Silverware wrote:
Work fine, does not mean work fast
I can do the same numerical work in C or C++ much faster.
(or in JS at about the same speed, only with more work involved due to Py having the nice SciPy libs)
Python is great for the general use-case of calculating random shit. But it is not a speed demon, and is best used for one-off calculations, rather than trying to get thousands of calculations per second.
Yes, and I believe OpenStack is also compiled Python
C(++) might be faster at runtime, but Python is faster when you're writing it, especially since it has such a generous standard library. In terms of data mining or computational linguistics processing, Python is actually a preferred language since string manipulation is so easy, and many array/string operations that would require an explicit for-loop or function call in C-like languages can be done with a simple slice operation in Python. Underlyingly the procedure is the same, but it's at a higher level of abstraction for the programmer.

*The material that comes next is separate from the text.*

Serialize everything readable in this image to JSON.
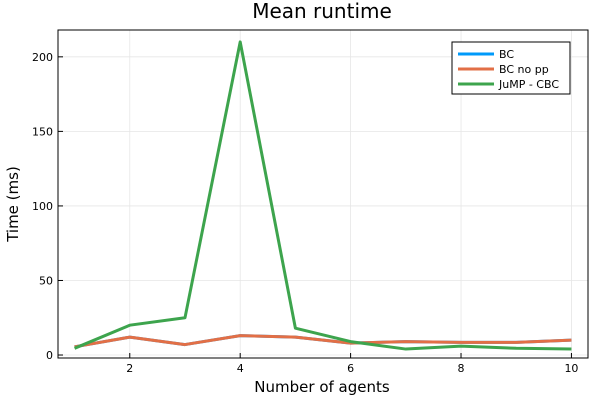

Python's standard library for mathematical operations is also generous, which makes it useful for statistical calculations. Application programming is not its strong suit, but can be a far more powerful parsing engine than C++ could ever hope to be with its standard library.

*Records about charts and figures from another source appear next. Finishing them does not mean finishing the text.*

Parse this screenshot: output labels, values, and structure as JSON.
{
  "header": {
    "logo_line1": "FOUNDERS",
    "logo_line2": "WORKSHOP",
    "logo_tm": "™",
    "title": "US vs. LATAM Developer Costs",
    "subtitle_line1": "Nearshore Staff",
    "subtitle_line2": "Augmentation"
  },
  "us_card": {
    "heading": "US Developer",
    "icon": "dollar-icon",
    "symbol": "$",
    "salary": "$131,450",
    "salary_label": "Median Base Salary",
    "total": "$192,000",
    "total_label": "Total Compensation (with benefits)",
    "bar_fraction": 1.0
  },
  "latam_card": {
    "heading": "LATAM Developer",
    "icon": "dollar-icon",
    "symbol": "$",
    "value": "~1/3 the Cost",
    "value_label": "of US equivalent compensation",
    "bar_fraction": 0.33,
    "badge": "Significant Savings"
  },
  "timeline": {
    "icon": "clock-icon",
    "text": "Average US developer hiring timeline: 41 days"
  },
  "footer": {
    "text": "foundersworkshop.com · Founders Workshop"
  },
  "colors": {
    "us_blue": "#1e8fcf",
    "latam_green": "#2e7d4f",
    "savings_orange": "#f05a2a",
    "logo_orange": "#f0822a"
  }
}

Slower runtime speed is the nature of most interpreted languages, but Python can be compiled to runnable bytecode for some performance gains. If I recall correctly, its memory management scheme actually beats Java's in some respects. Of course, there are variants of Python that are designed to be compiled rather than interpreted, or interpreted using a different implementation language as the foundation for the interpreter.
Python is also starting to encroach upon JavaScript and PHP's territory as web programming languages,
serving as part of the back-end structures of Google, Facebook, and Youtube.
It's often used as a glue language between services written in other languages, particularly C, since there's a library that allows Python to call C functions (or something to that effect).
EDIT: It does not surprise me that Yahoo has a JavaScript frontend and a JavaScript & PHP backend. This is obviously one of the contributing factors to Google being so kickass, and Yahoo being so lame.